Mon propos est tout autre. Mon intention n'est pas de reprocher à Aristote sa réussite dans l'histoire de la philosophie. Je n'ai aucun ressentiment contre Aristote qui viendrait du fait qu'il ait plus marqué les esprits qu'Héraclite. Le lecteur aura toutefois bien compris que je me pose ici en défenseur d'Héraclite. Or, celui que je défend fut attaqué par Aristote. Pour la défense de mon favori, je vais donc tenter de procéder à une attaque contre son agresseur, si je puis me permettre un tel mot, qui ne sera, à mon sens, si elle réussit, ce dont je doute, qu'un juste retour des choses. C'est une citation d'Aristote qui me fourni la matière nécessaire pour ce faire. Il dit, je cite :
C'est tout un travail de ponctuer Héraclite, car il est difficile de voir si le mot se rattache à ce qui précède ou à ce qui suit. Par exemple au commencement de son ouvrage, il dit : le logos / ce qui est / toujours / les hommes sont incapables de le comprendre. Il est impossible de voir à quoi toujours se rattache, lorsque l'on ponctue.
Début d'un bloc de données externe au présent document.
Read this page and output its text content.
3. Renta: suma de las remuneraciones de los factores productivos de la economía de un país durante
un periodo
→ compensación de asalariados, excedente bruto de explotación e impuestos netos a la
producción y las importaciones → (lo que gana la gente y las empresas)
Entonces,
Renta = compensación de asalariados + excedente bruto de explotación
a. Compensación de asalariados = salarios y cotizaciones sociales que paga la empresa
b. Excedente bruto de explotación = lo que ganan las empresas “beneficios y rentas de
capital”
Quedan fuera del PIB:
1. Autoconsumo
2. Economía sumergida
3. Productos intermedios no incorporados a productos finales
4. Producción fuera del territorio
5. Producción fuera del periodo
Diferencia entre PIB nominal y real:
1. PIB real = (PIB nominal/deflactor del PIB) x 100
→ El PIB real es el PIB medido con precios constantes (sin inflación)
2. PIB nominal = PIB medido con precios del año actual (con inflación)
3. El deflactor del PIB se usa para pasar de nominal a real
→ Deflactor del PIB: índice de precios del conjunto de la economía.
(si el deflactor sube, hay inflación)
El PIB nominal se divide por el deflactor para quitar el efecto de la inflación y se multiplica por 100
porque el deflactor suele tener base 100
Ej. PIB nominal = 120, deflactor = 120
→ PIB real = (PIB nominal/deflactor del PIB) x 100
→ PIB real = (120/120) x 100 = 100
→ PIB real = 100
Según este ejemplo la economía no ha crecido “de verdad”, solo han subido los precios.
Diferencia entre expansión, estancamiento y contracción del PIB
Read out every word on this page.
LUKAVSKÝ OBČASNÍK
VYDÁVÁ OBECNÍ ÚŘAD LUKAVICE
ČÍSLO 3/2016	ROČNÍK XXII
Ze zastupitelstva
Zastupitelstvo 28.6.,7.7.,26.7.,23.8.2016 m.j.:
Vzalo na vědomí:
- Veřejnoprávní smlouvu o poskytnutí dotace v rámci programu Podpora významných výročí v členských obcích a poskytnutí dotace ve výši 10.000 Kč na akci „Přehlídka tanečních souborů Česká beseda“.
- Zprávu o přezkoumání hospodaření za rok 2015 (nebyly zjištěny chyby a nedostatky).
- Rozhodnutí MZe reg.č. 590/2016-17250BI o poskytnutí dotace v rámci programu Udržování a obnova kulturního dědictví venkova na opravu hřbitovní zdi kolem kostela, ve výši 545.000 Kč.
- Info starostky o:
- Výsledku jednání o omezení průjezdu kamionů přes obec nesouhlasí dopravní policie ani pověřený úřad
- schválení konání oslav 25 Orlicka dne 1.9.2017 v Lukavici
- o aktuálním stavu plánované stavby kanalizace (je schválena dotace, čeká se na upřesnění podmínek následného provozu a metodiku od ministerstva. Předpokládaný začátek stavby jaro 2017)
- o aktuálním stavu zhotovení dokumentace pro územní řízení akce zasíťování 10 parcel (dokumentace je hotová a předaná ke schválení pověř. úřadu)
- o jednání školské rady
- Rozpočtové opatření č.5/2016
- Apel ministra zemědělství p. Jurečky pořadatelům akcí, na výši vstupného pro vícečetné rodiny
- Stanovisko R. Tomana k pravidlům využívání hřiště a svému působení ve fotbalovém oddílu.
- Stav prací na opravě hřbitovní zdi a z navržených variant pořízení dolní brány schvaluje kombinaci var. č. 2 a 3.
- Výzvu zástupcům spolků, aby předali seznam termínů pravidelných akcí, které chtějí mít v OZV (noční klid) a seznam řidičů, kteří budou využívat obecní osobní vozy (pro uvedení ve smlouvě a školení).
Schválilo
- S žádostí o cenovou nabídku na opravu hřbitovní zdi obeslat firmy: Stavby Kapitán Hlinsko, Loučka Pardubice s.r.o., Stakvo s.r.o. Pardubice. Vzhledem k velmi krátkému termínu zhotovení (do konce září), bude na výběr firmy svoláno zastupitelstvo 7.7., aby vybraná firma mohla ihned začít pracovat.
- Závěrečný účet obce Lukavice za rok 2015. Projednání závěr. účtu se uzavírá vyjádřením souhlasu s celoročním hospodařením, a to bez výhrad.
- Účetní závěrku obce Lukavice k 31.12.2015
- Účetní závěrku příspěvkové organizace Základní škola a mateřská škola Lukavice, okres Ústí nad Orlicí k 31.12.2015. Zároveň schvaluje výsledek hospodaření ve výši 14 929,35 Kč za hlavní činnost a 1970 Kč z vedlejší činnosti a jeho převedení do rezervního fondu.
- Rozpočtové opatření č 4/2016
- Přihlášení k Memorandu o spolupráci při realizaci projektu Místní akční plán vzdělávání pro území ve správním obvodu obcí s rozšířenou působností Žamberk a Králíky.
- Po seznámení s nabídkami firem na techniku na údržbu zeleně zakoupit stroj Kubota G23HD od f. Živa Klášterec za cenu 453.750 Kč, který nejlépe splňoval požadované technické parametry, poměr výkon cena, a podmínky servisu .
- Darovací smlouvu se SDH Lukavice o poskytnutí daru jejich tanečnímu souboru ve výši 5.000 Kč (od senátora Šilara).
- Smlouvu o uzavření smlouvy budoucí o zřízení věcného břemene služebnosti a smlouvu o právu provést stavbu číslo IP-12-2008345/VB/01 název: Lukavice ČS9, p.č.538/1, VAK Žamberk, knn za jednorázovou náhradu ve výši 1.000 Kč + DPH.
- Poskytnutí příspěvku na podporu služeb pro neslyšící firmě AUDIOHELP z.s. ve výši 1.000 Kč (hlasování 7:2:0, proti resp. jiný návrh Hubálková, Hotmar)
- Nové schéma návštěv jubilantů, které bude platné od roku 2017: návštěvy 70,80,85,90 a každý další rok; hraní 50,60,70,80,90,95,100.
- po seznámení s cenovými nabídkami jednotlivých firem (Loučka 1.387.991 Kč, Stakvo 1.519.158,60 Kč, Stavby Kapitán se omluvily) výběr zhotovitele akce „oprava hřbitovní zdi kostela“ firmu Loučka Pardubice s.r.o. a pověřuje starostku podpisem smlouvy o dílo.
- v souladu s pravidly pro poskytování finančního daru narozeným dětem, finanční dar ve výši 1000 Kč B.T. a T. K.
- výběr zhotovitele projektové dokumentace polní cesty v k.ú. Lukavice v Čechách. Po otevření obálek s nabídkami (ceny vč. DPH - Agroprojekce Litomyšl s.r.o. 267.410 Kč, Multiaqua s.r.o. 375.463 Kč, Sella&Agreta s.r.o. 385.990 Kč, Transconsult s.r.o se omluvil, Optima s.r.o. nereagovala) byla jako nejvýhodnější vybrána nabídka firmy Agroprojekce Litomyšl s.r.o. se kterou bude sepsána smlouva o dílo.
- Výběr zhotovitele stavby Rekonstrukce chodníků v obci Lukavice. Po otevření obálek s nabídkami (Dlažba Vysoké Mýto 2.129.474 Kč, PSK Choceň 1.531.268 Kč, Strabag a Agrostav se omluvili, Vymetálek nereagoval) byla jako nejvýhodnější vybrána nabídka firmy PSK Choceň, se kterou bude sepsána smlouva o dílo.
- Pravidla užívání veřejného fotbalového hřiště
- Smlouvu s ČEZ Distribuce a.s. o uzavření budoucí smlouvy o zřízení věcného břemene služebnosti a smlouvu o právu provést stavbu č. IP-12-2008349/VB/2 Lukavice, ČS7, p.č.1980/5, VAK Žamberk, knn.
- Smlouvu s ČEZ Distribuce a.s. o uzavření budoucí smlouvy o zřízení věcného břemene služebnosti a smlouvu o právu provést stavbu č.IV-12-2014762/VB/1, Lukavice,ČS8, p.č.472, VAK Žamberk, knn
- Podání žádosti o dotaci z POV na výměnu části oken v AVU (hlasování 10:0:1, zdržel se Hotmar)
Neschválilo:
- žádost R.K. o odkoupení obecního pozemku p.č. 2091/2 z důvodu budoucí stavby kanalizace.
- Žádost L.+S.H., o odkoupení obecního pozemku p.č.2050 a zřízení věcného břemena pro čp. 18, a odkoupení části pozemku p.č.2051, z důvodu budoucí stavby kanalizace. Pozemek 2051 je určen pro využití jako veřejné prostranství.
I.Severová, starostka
D'une part je dirais que, à mon avis, pour répondre à la question qu'il se pose, « toujours » se rattache et à « ce qui est » et à « les hommes » en ce sens que, pour Héraclite, d'une part le logos est ce qui est toujours et d'autre part les hommes sont toujours incapables de le comprendre. Sur ce point, mon interprétation est peut-être fausse, j'espère simplement qu'elle aura la capacité de commencer à énerver un aristotélicien. D'autre part, et là est le cœur de ma tentative d'attaque en réponse à la première attaque d'Aristote contre mon champion, ce qui me frappe dans cette citation, c'est le fait qu'Aristote fasse le travail de ponctuer Héraclite. Il n'est pas besoin d'être un juriste spécialisé en droit de la propriété intellectuelle pour comprendre que modifier la ponctuation d'un texte ou le ponctuer quand il ne l'est pas sans l'accord de son auteur n'est pas autre chose que la rédaction d'un faux. Le fait que la ponctuation n'existait pas à l'époque où Héraclite a écrit son seul ouvrage intitulé De la nature n'est pas un argument en faveur d'Aristote. En effet, Héraclite a très bien pu jouer de cette absence et formuler à dessein des phrases ambivalentes comme mon interprétation de sa phrase le laisse entendre. Imaginez qu'un peintre, après la découverte d'une invention en peinture, se permette de retoucher les tableaux de Van Gogh ou de Picasso, n'admettriez-vous pas qu'il s'agit là d'une barbarie ? Or c'est exactement le travail qu'a effectué Aristote, puisque les fragments de l’œuvre d'Héraclite qui nous sont parvenu sont ponctués. Et puisqu'il en était là, à falsifier le texte de son ainé, pourquoi ne pas imaginer qu'il a peut-être ajouté ou retranché certains mots afin de pouvoir mieux ponctuer quand il n'y arrivait pas ? A mon avis, avant de mettre en doute le principe de contradiction chez un philosophe, il convient d'abord de respecter soi-même le principe de vérité, dont la portée me semble pour le moins équivalente.